Lessons After The Storm

Lessons After The Storm

Florida was hit hard by Hurricane Irma. While we were extremely lucky (some islands in the Caribbean were hit with a category 5 storm while, by the time it hit where I live in central Florida it had diminished to a category 2 storm), there were still wide spread power outages, destroyed billboards and sadly some deaths.  I was out of power for 3 days while I know some people who lived in the Orlando area were without power for over a week. I hadn’t been through a hurricane in over 20 years and while it was scary and I picked up some tips on how to prepare, there were a few lessons I learned after the storm too:

Expect to have a full range of emotions 

This will happen even if your electricity never went off and you had no property damage. Everyone is allowed to have their feelings towards what happened, even if it “wasn’t as bad as someone else”. It’s not a contest and don’t let others feel like you’re doing wrong by being slightly depressed or mad about what happened to you.

Remember to Shop Local

Rusty Bellies Food Truck

After Hurricane Irma came through my town, the next day it was the local mom and pop convenience stores and restaurants that were open. Not the chains , except Publix – they opened pretty quickly but they’re considered local by Florida folks.  While they might not have been full service or even had lights on, they opened so people could grab a warm soda or even get a burger to get out of the house. We went to Rusty Bellies and KC Que, both in Tarpon Springs, when we wanted to avoid cabin fever. It was wonderful seeing these owners and employees putting their own troubles behind to help the community. I plan on rewarding these shops by frequenting them more even in the good times.

You’ll Get To Know Your Neighbors 

People really do come together in times of trouble. Which is a good thing to remember in the political times that we’re going through. We don’t see our next door neighbor very often but we chatted with her a couple of times after the storm.  It turns out she works really far away, which is why she’s gone in the morning when I leave for work! We also met a nice couple at one of our local restaurants. We sat at a table with them as seating was only limited and only outdoors – the wife was an artist and she chatted the entire time with our 9 year old who had her watercolor pens and sketch pad with her. This event helped us meet people we wouldn’t have had the weather been good.

You Aren’t Missing Anything On TV  

Well I did miss the Miss America competition, which I’ve always enjoyed. But honestly if I had had television I’m not sure if I would have watched the entire thing.  So no harm, no foul. When I turned the tv on once we got electricity again there was really nothing interesting on so I read a book.

Speaking of reading – Make Sure You Have a Hobby 

Having a hobby is key to making sure you pass the time. I love to read so I downloaded magazines on the Texture app and got some e-books from my local library. I also had some physical books in case my electronics died. Even my 9 year old wanted to read!  She also played Monopoly with my husband. I kinda wished we owned Risk, which I haven’t played since college, because it’s such an intricate game and would have ate up a lot of time.
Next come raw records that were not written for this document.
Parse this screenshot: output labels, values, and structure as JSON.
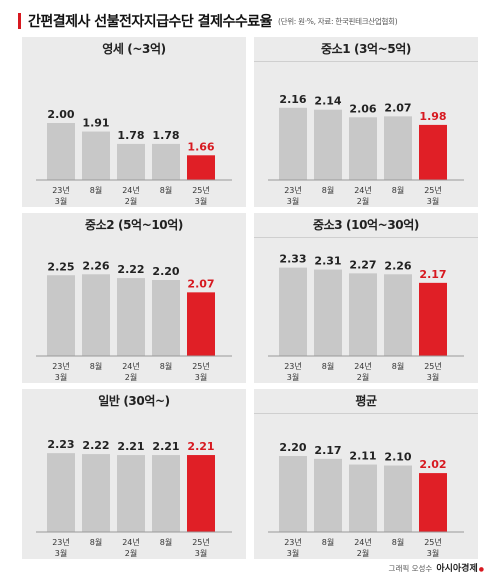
{
  "header": {
    "title": "간편결제사 선불전자지급수단 결제수수료율",
    "note": "(단위: 원·%, 자료: 한국핀테크산업협회)"
  },
  "footer": {
    "credit": "그래픽 오성수",
    "brand": "아시아경제"
  },
  "colors": {
    "bar": "#c8c8c8",
    "highlight": "#e01f26",
    "panel_bg": "#ebebeb",
    "label": "#222222",
    "highlight_label": "#d71920"
  },
  "chart_data": [
    {
      "type": "bar",
      "title": "영세 (~3억)",
      "categories": [
        [
          "23년",
          "3월"
        ],
        [
          "8월"
        ],
        [
          "24년",
          "2월"
        ],
        [
          "8월"
        ],
        [
          "25년",
          "3월"
        ]
      ],
      "values": [
        2.0,
        1.91,
        1.78,
        1.78,
        1.66
      ],
      "labels": [
        "2.00",
        "1.91",
        "1.78",
        "1.78",
        "1.66"
      ],
      "highlight_index": 4
    },
    {
      "type": "bar",
      "title": "중소1 (3억~5억)",
      "categories": [
        [
          "23년",
          "3월"
        ],
        [
          "8월"
        ],
        [
          "24년",
          "2월"
        ],
        [
          "8월"
        ],
        [
          "25년",
          "3월"
        ]
      ],
      "values": [
        2.16,
        2.14,
        2.06,
        2.07,
        1.98
      ],
      "labels": [
        "2.16",
        "2.14",
        "2.06",
        "2.07",
        "1.98"
      ],
      "highlight_index": 4
    },
    {
      "type": "bar",
      "title": "중소2 (5억~10억)",
      "categories": [
        [
          "23년",
          "3월"
        ],
        [
          "8월"
        ],
        [
          "24년",
          "2월"
        ],
        [
          "8월"
        ],
        [
          "25년",
          "3월"
        ]
      ],
      "values": [
        2.25,
        2.26,
        2.22,
        2.2,
        2.07
      ],
      "labels": [
        "2.25",
        "2.26",
        "2.22",
        "2.20",
        "2.07"
      ],
      "highlight_index": 4
    },
    {
      "type": "bar",
      "title": "중소3 (10억~30억)",
      "categories": [
        [
          "23년",
          "3월"
        ],
        [
          "8월"
        ],
        [
          "24년",
          "2월"
        ],
        [
          "8월"
        ],
        [
          "25년",
          "3월"
        ]
      ],
      "values": [
        2.33,
        2.31,
        2.27,
        2.26,
        2.17
      ],
      "labels": [
        "2.33",
        "2.31",
        "2.27",
        "2.26",
        "2.17"
      ],
      "highlight_index": 4
    },
    {
      "type": "bar",
      "title": "일반 (30억~)",
      "categories": [
        [
          "23년",
          "3월"
        ],
        [
          "8월"
        ],
        [
          "24년",
          "2월"
        ],
        [
          "8월"
        ],
        [
          "25년",
          "3월"
        ]
      ],
      "values": [
        2.23,
        2.22,
        2.21,
        2.21,
        2.21
      ],
      "labels": [
        "2.23",
        "2.22",
        "2.21",
        "2.21",
        "2.21"
      ],
      "highlight_index": 4
    },
    {
      "type": "bar",
      "title": "평균",
      "categories": [
        [
          "23년",
          "3월"
        ],
        [
          "8월"
        ],
        [
          "24년",
          "2월"
        ],
        [
          "8월"
        ],
        [
          "25년",
          "3월"
        ]
      ],
      "values": [
        2.2,
        2.17,
        2.11,
        2.1,
        2.02
      ],
      "labels": [
        "2.20",
        "2.17",
        "2.11",
        "2.10",
        "2.02"
      ],
      "highlight_index": 4
    }
  ]
}
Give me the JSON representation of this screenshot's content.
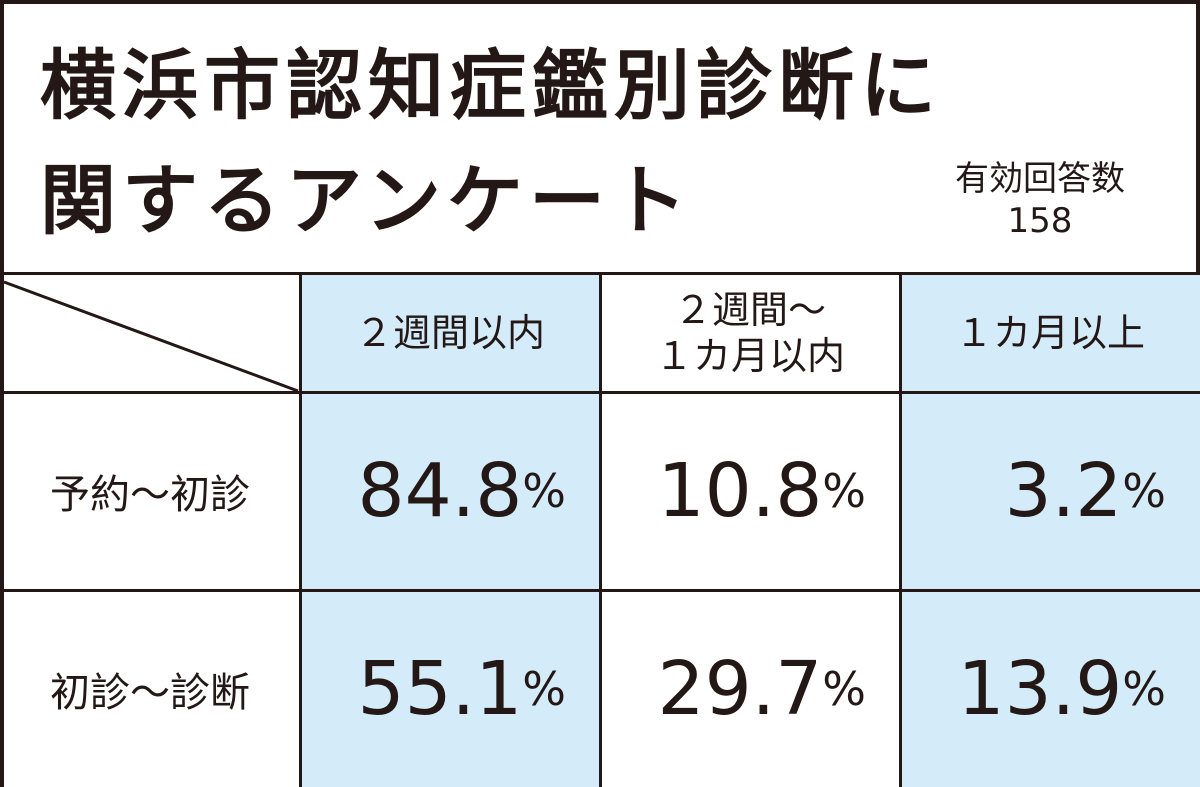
{
  "title": {
    "line1": "横浜市認知症鑑別診断に",
    "line2": "関するアンケート"
  },
  "responses": {
    "label": "有効回答数",
    "count": "158"
  },
  "colors": {
    "highlight": "#d4ecfa",
    "border": "#231815"
  },
  "chart_data": {
    "type": "table",
    "columns": [
      "２週間以内",
      "２週間～\n１カ月以内",
      "１カ月以上"
    ],
    "rows": [
      {
        "label": "予約～初診",
        "values": [
          "84.8",
          "10.8",
          "3.2"
        ]
      },
      {
        "label": "初診～診断",
        "values": [
          "55.1",
          "29.7",
          "13.9"
        ]
      }
    ],
    "unit": "%"
  }
}
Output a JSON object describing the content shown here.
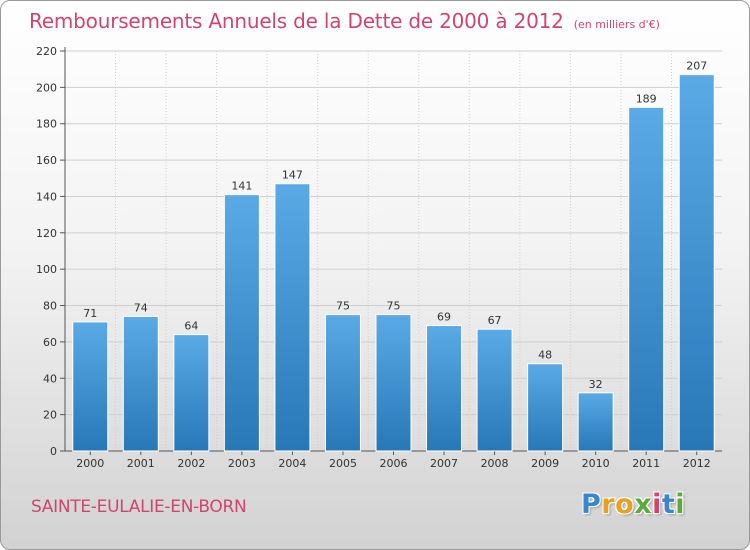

Whatever you do, make sure you have something Hurricane readingentertaining to keep you occupied or you’ll go stir crazy (or drive your family crazy!)

 

Call To Have Your Bills Deferred  

It costs money to get ready for and to recover from a storm. Gas, food, cash on hand – there’s a lot of things that might eat into your savings. When the storm has passed make sure you call your mortgage company, student loan, car loan and credit card companies and ask them if they are deferring paying with no interest and no fees or penalties. That’s key – if they’re going to charge you a fee or additional interest don’t take it. You need the break to build your savings up a little bit or pay other bills that may come up (word is that our electric bills will be higher next month to make up for the additional help that was called in to help us). A few people told me that they don’t want to extend their loans and if you can afford not to do this, that’s great! However it’s better to ask for it and continue to make your payments than to not ask and 30 days later find it’s too late to ask and you’re in a pinch.

What suggestions do you have to someone who has been through a hurricane or other natural disaster?